Thanks to the clever design of the traps, and the solid advice included for the GM, I felt fully prepared to tackle this adventure. My players were not as prepared, of course, but that’s the fun!
Seriously, the maps and layout are FANTASTIC! So easy to run.
Funhouse
Funhouse dungeons are my jam. I love ‘em. The crazier the better.
The term “funhouse” can be used in a negative way, since the label is used to describe adventures that bend or break most rules of logic. Usually there is a contrivance to explain why all these mismatched elements are present in the adventure. “The last room was a goblin lair, but this room is a giant candy fountain?! Wouldn’t the goblins want to eat the candy themselves?”
I can see why some people find Funhouse adventures off-putting, but I run a pretty casual beer-and-pretzels kind of game, so I embrace the weirdness.
And Murder Mansion is pretty weird!
The PCs are tasked with exploring the house of a talented wizard who was also a mean prankster. The adventure starts with this brilliant obituary:
“Hubert Nibsley was peerless among gentlemen. In his spare time he helped blind orphans and burn victims. He was sympathetic and charitable to the meanest residents of the city. No guest left his house hungry, thirsty, or impoverished if he could help it. Whenever disaster, fire, or calamity struck our city, Hubert was often the first on the scene. In his few idle hours he practiced many subtle jokes and tricks. His funeral was extremely well attended by crowds of diligent mourners, some of whom remained in vigil well into the night, and even now I am certain many citizens mention him in their daily prayers.”
As the players explore Hubert’s house they get a sense for what kind of asshole genius he really was: a bored one. Half-finished experiments, rooms built only to taunt would-be robbers, and many trapped creatures who somehow fit right in.
In addition to the traps and monsters are piles of strange loot. Gold and jewels lie about, often trapped. But clever PCs can turn the traps themselves into weapons or tools to be used against the rest of the mansion. Magical sock armor, burning coat-hooks, and explosive coffin-gas are just a few of the gizmos that clever players could use for their benefit.
Dungeon
I never review an adventure until I’ve played it. So far I’ve run a couple sessions of Murder Mansion with a few more to go before we finish exploring everything. Some things that happened (CLICK ME FOR SPOILERS):
OH! And the map. The players get a blank version of the mansion map to draw in. In practice it doesn’t really work, since the rooms are small and it slows down the game. “No, the room is 10ft wide for the first 20ft, then opens up into a 45 foot cone that extends for…”

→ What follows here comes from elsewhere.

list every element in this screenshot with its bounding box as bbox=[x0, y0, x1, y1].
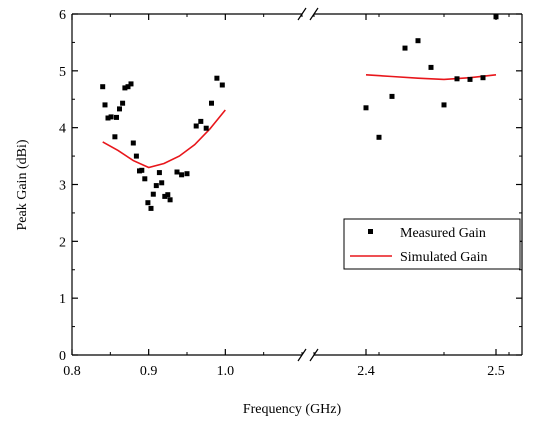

However the map is very nice for players to get a sense for the layout and see how much of the mansion they’ve explored. I recommend having the players make a point-crawl map with connections between rooms. Then use the provided map to shade in what they’ve explored.
In short, it was a blast; my players had a great time, and I can’t wait to play it again. I want to stress again that I made it very clear from the start what kind of game this was going to be. “You will all die in horrible, stupid ways. Only by being careful, clever, and lucky will you succeed. Embrace failure.” My players were totally on board, and the adventure delivered in spades.
It also hepled that I ran the game using Tempered Legacy, a system specifically designed to alleviate lethal adventures and dungeons.
If you prize detailed lore, low-magic, and traditional fantasy settings, then you’ll find Murder Mansion to be frustratingly weird and chaotic.
If you are looking for something that doesn’t take itself too seriously while still offering a deadly challenge to your players, you can’t do better than Murder Mansion.